Laying down a coin for a ship under construction generally takes place at the keel laying, in the early stages of a shipbuilding project. The coin will give good fortune to the vessel and those who sail on her.
Several representatives from the ship owner, Island Offshore, were present in the dock hall to witness the heave of the first section, which alone measures 28m x 22.5m and weighs 380t. The section has been produced by the Ulstein Verft's division in Vanylven, and arrived Ulsteinvik on a barge.
Engineering capacity to redesign during construction
Much engineering has been needed during the construction project, as the vessel needed to be redesigned underway in order to be prepared for a future assignment.
At the time of contracting, in 2013, the vessel main characteristics were a beam of 28 metres and a length of 145.7 metres, and an accommodation of 200 people. During the project these numbers have increased to a beam of 30 metres, a length of 159.8 metres and an accommodation of 239. Deadweight is close to 14,000 tonnes. The design changes result in increased deck area and tank capacities. The steel volume is approx. 8,800 tonnes, or more than five platform supply vessels. The vessel is, so far, the largest in the history of Ulstein Verft.
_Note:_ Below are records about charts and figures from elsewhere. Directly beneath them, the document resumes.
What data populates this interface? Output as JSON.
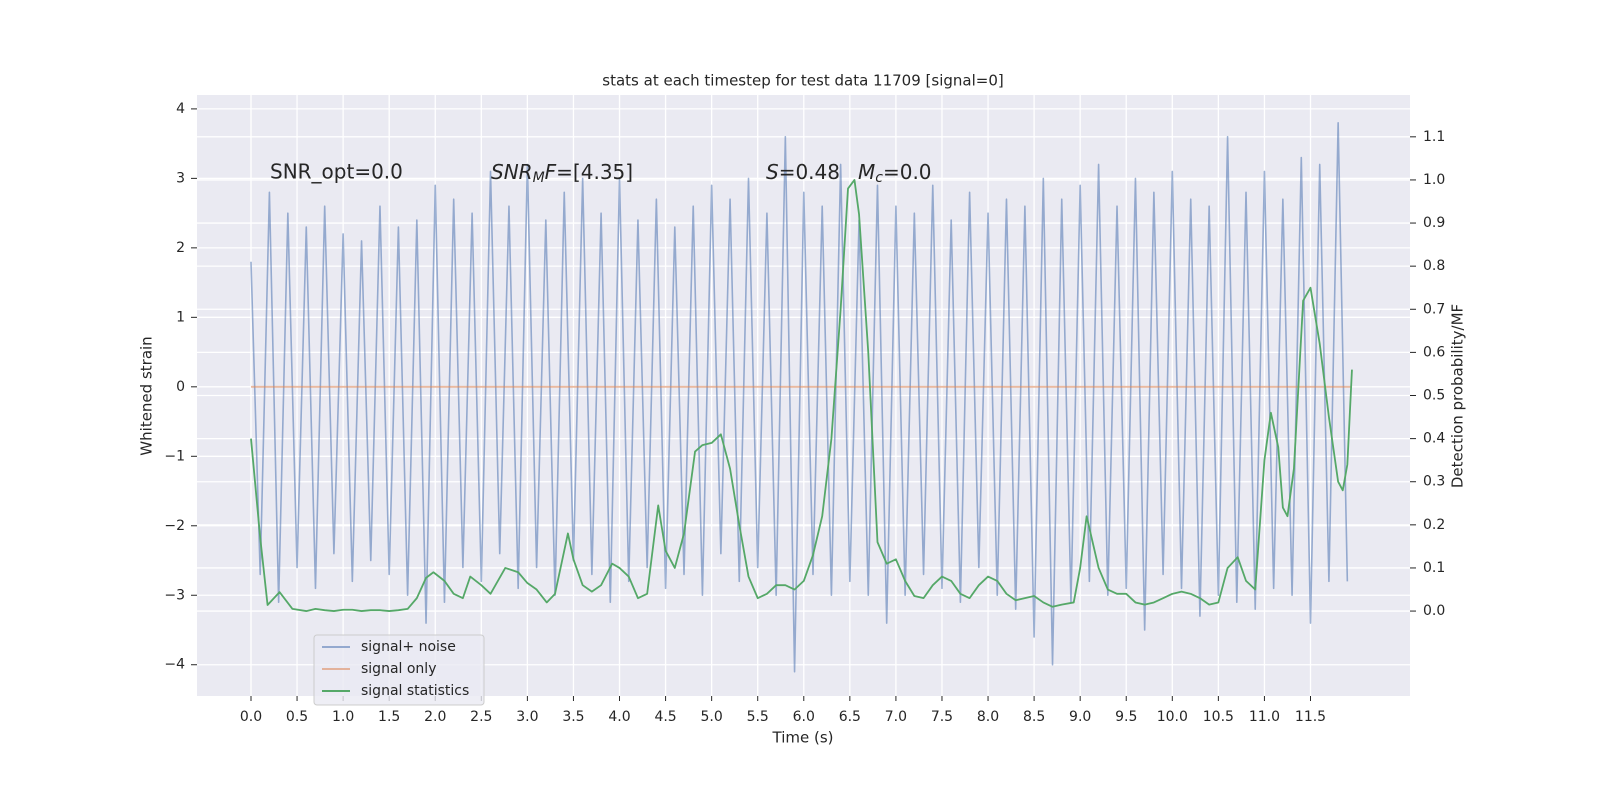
{
  "chart_data": {
    "type": "line",
    "title": "stats at each timestep for test data 11709 [signal=0]",
    "xlabel": "Time (s)",
    "ylabel": "Whitened strain",
    "y2label": "Detection probability/MF",
    "grid": true,
    "legend": "lower left",
    "xlim": [
      -0.586,
      12.58
    ],
    "ylim": [
      -4.45,
      4.2
    ],
    "y2lim": [
      -0.197,
      1.197
    ],
    "xticks": [
      {
        "value": 0,
        "label": "0.0"
      },
      {
        "value": 0.5,
        "label": "0.5"
      },
      {
        "value": 1,
        "label": "1.0"
      },
      {
        "value": 1.5,
        "label": "1.5"
      },
      {
        "value": 2,
        "label": "2.0"
      },
      {
        "value": 2.5,
        "label": "2.5"
      },
      {
        "value": 3,
        "label": "3.0"
      },
      {
        "value": 3.5,
        "label": "3.5"
      },
      {
        "value": 4,
        "label": "4.0"
      },
      {
        "value": 4.5,
        "label": "4.5"
      },
      {
        "value": 5,
        "label": "5.0"
      },
      {
        "value": 5.5,
        "label": "5.5"
      },
      {
        "value": 6,
        "label": "6.0"
      },
      {
        "value": 6.5,
        "label": "6.5"
      },
      {
        "value": 7,
        "label": "7.0"
      },
      {
        "value": 7.5,
        "label": "7.5"
      },
      {
        "value": 8,
        "label": "8.0"
      },
      {
        "value": 8.5,
        "label": "8.5"
      },
      {
        "value": 9,
        "label": "9.0"
      },
      {
        "value": 9.5,
        "label": "9.5"
      },
      {
        "value": 10,
        "label": "10.0"
      },
      {
        "value": 10.5,
        "label": "10.5"
      },
      {
        "value": 11,
        "label": "11.0"
      },
      {
        "value": 11.5,
        "label": "11.5"
      }
    ],
    "yticks": [
      {
        "value": -4,
        "label": "−4"
      },
      {
        "value": -3,
        "label": "−3"
      },
      {
        "value": -2,
        "label": "−2"
      },
      {
        "value": -1,
        "label": "−1"
      },
      0,
      1,
      2,
      3,
      4
    ],
    "y2ticks": [
      {
        "value": 0,
        "label": "0.0"
      },
      {
        "value": 0.1,
        "label": "0.1"
      },
      {
        "value": 0.2,
        "label": "0.2"
      },
      {
        "value": 0.3,
        "label": "0.3"
      },
      {
        "value": 0.4,
        "label": "0.4"
      },
      {
        "value": 0.5,
        "label": "0.5"
      },
      {
        "value": 0.6,
        "label": "0.6"
      },
      {
        "value": 0.7,
        "label": "0.7"
      },
      {
        "value": 0.8,
        "label": "0.8"
      },
      {
        "value": 0.9,
        "label": "0.9"
      },
      {
        "value": 1,
        "label": "1.0"
      },
      {
        "value": 1.1,
        "label": "1.1"
      }
    ],
    "annotations": [
      {
        "text": "SNR_opt=0.0"
      },
      {
        "parts": [
          {
            "text": "SNR",
            "italic": true
          },
          {
            "text": "M",
            "italic": true,
            "sub": true
          },
          {
            "text": "F",
            "italic": true
          },
          {
            "text": "=[4.35]"
          }
        ]
      },
      {
        "parts": [
          {
            "text": "S",
            "italic": true
          },
          {
            "text": "=0.48"
          }
        ]
      },
      {
        "parts": [
          {
            "text": "M",
            "italic": true
          },
          {
            "text": "c",
            "italic": true,
            "sub": true
          },
          {
            "text": "=0.0"
          }
        ]
      }
    ],
    "series": [
      {
        "name": "signal+ noise",
        "color": "#4c72b0",
        "opacity": 0.55,
        "x": [
          0,
          0.1,
          0.2,
          0.3,
          0.4,
          0.5,
          0.6,
          0.7,
          0.8,
          0.9,
          1,
          1.1,
          1.2,
          1.3,
          1.4,
          1.5,
          1.6,
          1.7,
          1.8,
          1.9,
          2,
          2.1,
          2.2,
          2.3,
          2.4,
          2.5,
          2.6,
          2.7,
          2.8,
          2.9,
          3,
          3.1,
          3.2,
          3.3,
          3.4,
          3.5,
          3.6,
          3.7,
          3.8,
          3.9,
          4,
          4.1,
          4.2,
          4.3,
          4.4,
          4.5,
          4.6,
          4.7,
          4.8,
          4.9,
          5,
          5.1,
          5.2,
          5.3,
          5.4,
          5.5,
          5.6,
          5.7,
          5.8,
          5.9,
          6,
          6.1,
          6.2,
          6.3,
          6.4,
          6.5,
          6.6,
          6.7,
          6.8,
          6.9,
          7,
          7.1,
          7.2,
          7.3,
          7.4,
          7.5,
          7.6,
          7.7,
          7.8,
          7.9,
          8,
          8.1,
          8.2,
          8.3,
          8.4,
          8.5,
          8.6,
          8.7,
          8.8,
          8.9,
          9,
          9.1,
          9.2,
          9.3,
          9.4,
          9.5,
          9.6,
          9.7,
          9.8,
          9.9,
          10,
          10.1,
          10.2,
          10.3,
          10.4,
          10.5,
          10.6,
          10.7,
          10.8,
          10.9,
          11,
          11.1,
          11.2,
          11.3,
          11.4,
          11.5,
          11.6,
          11.7,
          11.8,
          11.9
        ],
        "values": [
          1.8,
          -2.7,
          2.8,
          -3.1,
          2.5,
          -2.6,
          2.3,
          -2.9,
          2.6,
          -2.4,
          2.2,
          -2.8,
          2.1,
          -2.5,
          2.6,
          -2.7,
          2.3,
          -3.0,
          2.4,
          -3.4,
          2.9,
          -3.1,
          2.7,
          -2.6,
          2.5,
          -2.8,
          3.1,
          -2.4,
          2.6,
          -2.9,
          3.2,
          -2.6,
          2.4,
          -3.0,
          2.8,
          -2.5,
          3.0,
          -2.7,
          2.5,
          -3.1,
          3.0,
          -2.8,
          2.4,
          -2.6,
          2.7,
          -2.9,
          2.3,
          -2.7,
          2.6,
          -3.0,
          2.9,
          -2.4,
          2.7,
          -2.8,
          3.0,
          -2.6,
          2.5,
          -3.0,
          3.6,
          -4.1,
          2.8,
          -2.7,
          2.6,
          -3.0,
          3.2,
          -2.8,
          2.4,
          -3.0,
          2.9,
          -3.4,
          2.6,
          -3.0,
          2.5,
          -2.7,
          2.9,
          -2.9,
          2.4,
          -3.1,
          2.8,
          -2.6,
          2.5,
          -3.0,
          2.7,
          -3.2,
          2.6,
          -3.6,
          3.0,
          -4.0,
          2.7,
          -3.1,
          2.9,
          -2.8,
          3.2,
          -3.0,
          2.6,
          -2.9,
          3.0,
          -3.5,
          2.8,
          -2.7,
          3.1,
          -2.9,
          2.7,
          -3.3,
          2.6,
          -3.0,
          3.6,
          -3.1,
          2.8,
          -3.2,
          3.1,
          -2.9,
          2.7,
          -3.0,
          3.3,
          -3.4,
          3.2,
          -2.8,
          3.8,
          -2.8
        ]
      },
      {
        "name": "signal only",
        "color": "#dd8452",
        "opacity": 0.55,
        "x": [
          0,
          11.95
        ],
        "values": [
          0,
          0
        ]
      },
      {
        "name": "signal statistics",
        "color": "#55a868",
        "opacity": 1,
        "axis": "y2",
        "x": [
          0,
          0.1,
          0.18,
          0.31,
          0.45,
          0.6,
          0.7,
          0.8,
          0.9,
          1.0,
          1.1,
          1.2,
          1.3,
          1.4,
          1.5,
          1.6,
          1.7,
          1.8,
          1.9,
          1.98,
          2.1,
          2.2,
          2.3,
          2.38,
          2.5,
          2.6,
          2.76,
          2.9,
          3.0,
          3.1,
          3.21,
          3.3,
          3.44,
          3.5,
          3.6,
          3.7,
          3.8,
          3.92,
          4.0,
          4.1,
          4.2,
          4.3,
          4.42,
          4.5,
          4.6,
          4.7,
          4.82,
          4.9,
          5.0,
          5.1,
          5.2,
          5.3,
          5.4,
          5.5,
          5.6,
          5.7,
          5.8,
          5.9,
          6.0,
          6.1,
          6.2,
          6.3,
          6.4,
          6.48,
          6.55,
          6.6,
          6.7,
          6.8,
          6.9,
          7.0,
          7.1,
          7.2,
          7.3,
          7.4,
          7.5,
          7.6,
          7.7,
          7.8,
          7.9,
          8.0,
          8.1,
          8.2,
          8.3,
          8.4,
          8.5,
          8.6,
          8.7,
          8.8,
          8.93,
          9.0,
          9.07,
          9.2,
          9.3,
          9.4,
          9.5,
          9.6,
          9.7,
          9.8,
          9.9,
          10.0,
          10.1,
          10.2,
          10.3,
          10.4,
          10.5,
          10.6,
          10.71,
          10.8,
          10.9,
          11.0,
          11.07,
          11.15,
          11.2,
          11.25,
          11.32,
          11.42,
          11.5,
          11.6,
          11.7,
          11.8,
          11.85,
          11.9,
          11.95
        ],
        "values": [
          0.4,
          0.17,
          0.014,
          0.044,
          0.005,
          0.0,
          0.005,
          0.002,
          0.0,
          0.003,
          0.003,
          0.0,
          0.002,
          0.002,
          0.0,
          0.002,
          0.005,
          0.03,
          0.077,
          0.09,
          0.07,
          0.04,
          0.03,
          0.08,
          0.06,
          0.04,
          0.1,
          0.09,
          0.065,
          0.05,
          0.02,
          0.04,
          0.18,
          0.12,
          0.06,
          0.045,
          0.06,
          0.11,
          0.1,
          0.08,
          0.03,
          0.04,
          0.245,
          0.14,
          0.1,
          0.18,
          0.37,
          0.385,
          0.39,
          0.41,
          0.33,
          0.2,
          0.08,
          0.03,
          0.04,
          0.06,
          0.06,
          0.05,
          0.07,
          0.13,
          0.22,
          0.4,
          0.7,
          0.98,
          1.0,
          0.92,
          0.6,
          0.16,
          0.11,
          0.12,
          0.07,
          0.035,
          0.03,
          0.06,
          0.08,
          0.07,
          0.04,
          0.03,
          0.06,
          0.08,
          0.07,
          0.04,
          0.025,
          0.03,
          0.035,
          0.02,
          0.01,
          0.015,
          0.02,
          0.1,
          0.22,
          0.1,
          0.05,
          0.04,
          0.04,
          0.02,
          0.015,
          0.02,
          0.03,
          0.04,
          0.045,
          0.04,
          0.03,
          0.015,
          0.02,
          0.1,
          0.125,
          0.07,
          0.05,
          0.35,
          0.46,
          0.38,
          0.24,
          0.22,
          0.33,
          0.72,
          0.75,
          0.62,
          0.45,
          0.3,
          0.28,
          0.34,
          0.56
        ]
      }
    ]
  }
}
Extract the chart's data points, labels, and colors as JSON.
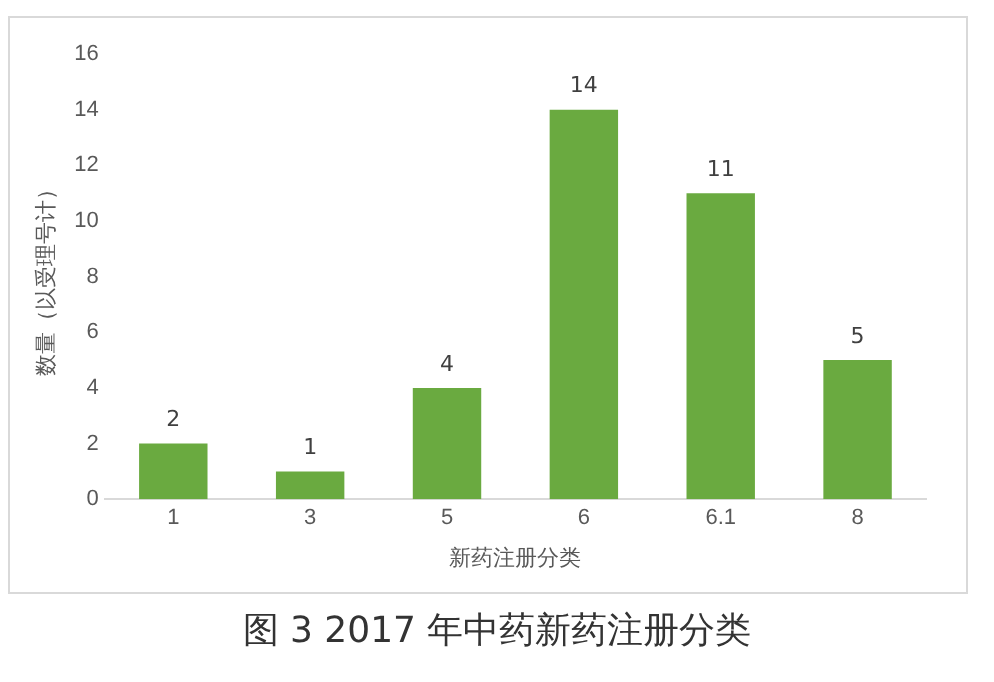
{
  "chart_data": {
    "type": "bar",
    "xlabel": "新药注册分类",
    "ylabel": "数量（以受理号计）",
    "categories": [
      "1",
      "3",
      "5",
      "6",
      "6.1",
      "8"
    ],
    "values": [
      2,
      1,
      4,
      14,
      11,
      5
    ],
    "color": "#6aaa40",
    "ylim": [
      0,
      16
    ],
    "yticks": [
      0,
      2,
      4,
      6,
      8,
      10,
      12,
      14,
      16
    ],
    "grid": false,
    "legend": false,
    "data_labels": true,
    "annotations": [
      "图 3 2017 年中药新药注册分类"
    ]
  }
}
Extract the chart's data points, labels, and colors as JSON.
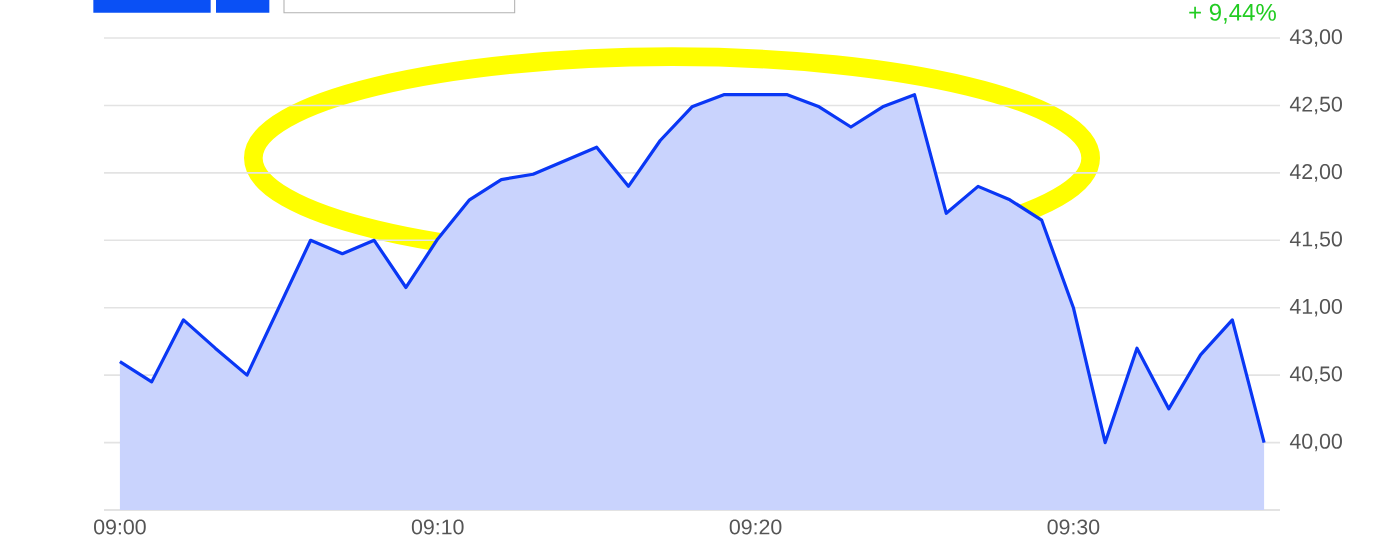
{
  "chart_data": {
    "type": "area",
    "annotations": [
      "+ 9,44%"
    ],
    "categories": [
      "09:00",
      null,
      null,
      null,
      null,
      null,
      null,
      null,
      null,
      null,
      "09:10",
      null,
      null,
      null,
      null,
      null,
      null,
      null,
      null,
      null,
      "09:20",
      null,
      null,
      null,
      null,
      null,
      null,
      null,
      null,
      null,
      "09:30",
      null,
      null,
      null,
      null,
      null,
      null
    ],
    "ylim": [
      39.5,
      43
    ],
    "yticks": [
      {
        "value": 40,
        "label": "40,00"
      },
      {
        "value": 40.5,
        "label": "40,50"
      },
      {
        "value": 41,
        "label": "41,00"
      },
      {
        "value": 41.5,
        "label": "41,50"
      },
      {
        "value": 42,
        "label": "42,00"
      },
      {
        "value": 42.5,
        "label": "42,50"
      },
      {
        "value": 43,
        "label": "43,00"
      }
    ],
    "grid": "y",
    "series": [
      {
        "color": "#0a37f5",
        "values": [
          40.6,
          40.45,
          40.91,
          40.7,
          40.5,
          41.0,
          41.5,
          41.4,
          41.5,
          41.15,
          41.51,
          41.8,
          41.95,
          41.99,
          42.09,
          42.19,
          41.9,
          42.24,
          42.49,
          42.58,
          42.58,
          42.58,
          42.49,
          42.34,
          42.49,
          42.58,
          41.7,
          41.9,
          41.8,
          41.65,
          41.0,
          40.0,
          40.7,
          40.25,
          40.65,
          40.91,
          40.0
        ]
      }
    ]
  }
}
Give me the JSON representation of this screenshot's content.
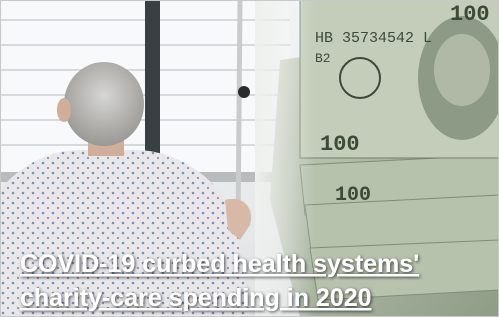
{
  "headline": {
    "lines": [
      "COVID-19 curbed health systems'",
      "charity-care spending in 2020"
    ]
  },
  "bill": {
    "serial": "HB 35734542 L",
    "series": "B2",
    "denomination": "100"
  }
}
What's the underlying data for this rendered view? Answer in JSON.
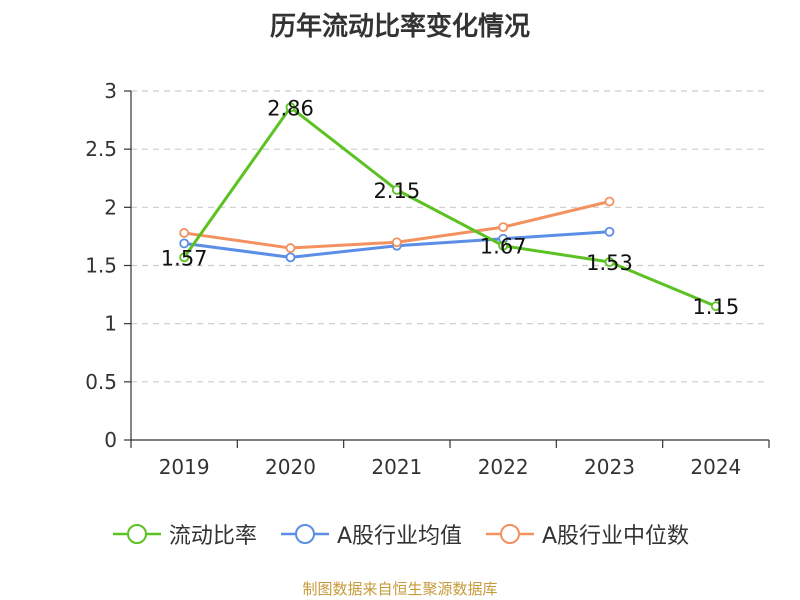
{
  "chart_data": {
    "type": "line",
    "title": "历年流动比率变化情况",
    "categories": [
      "2019",
      "2020",
      "2021",
      "2022",
      "2023",
      "2024"
    ],
    "ylim": [
      0,
      3
    ],
    "yticks": [
      "0",
      "0.5",
      "1",
      "1.5",
      "2",
      "2.5",
      "3"
    ],
    "grid": true,
    "legend_position": "bottom",
    "series": [
      {
        "name": "流动比率",
        "color": "#5cc122",
        "values": [
          1.57,
          2.86,
          2.15,
          1.67,
          1.53,
          1.15
        ],
        "labels": [
          "1.57",
          "2.86",
          "2.15",
          "1.67",
          "1.53",
          "1.15"
        ]
      },
      {
        "name": "A股行业均值",
        "color": "#5b8ee6",
        "values": [
          1.69,
          1.57,
          1.67,
          1.73,
          1.79,
          null
        ]
      },
      {
        "name": "A股行业中位数",
        "color": "#f39160",
        "values": [
          1.78,
          1.65,
          1.7,
          1.83,
          2.05,
          null
        ]
      }
    ]
  },
  "source": "制图数据来自恒生聚源数据库"
}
Engineering pool and short distances between design and shipbuilding companies give flexibility
"Ulstein Verft has the strength that we are close to the design company and we have a large technical department with capacity and capability to adjust the designs according to customer's needs. This makes us fast and flexible to take on major change orders," says Per Svein Brekke, project manager at Ulstein Verft.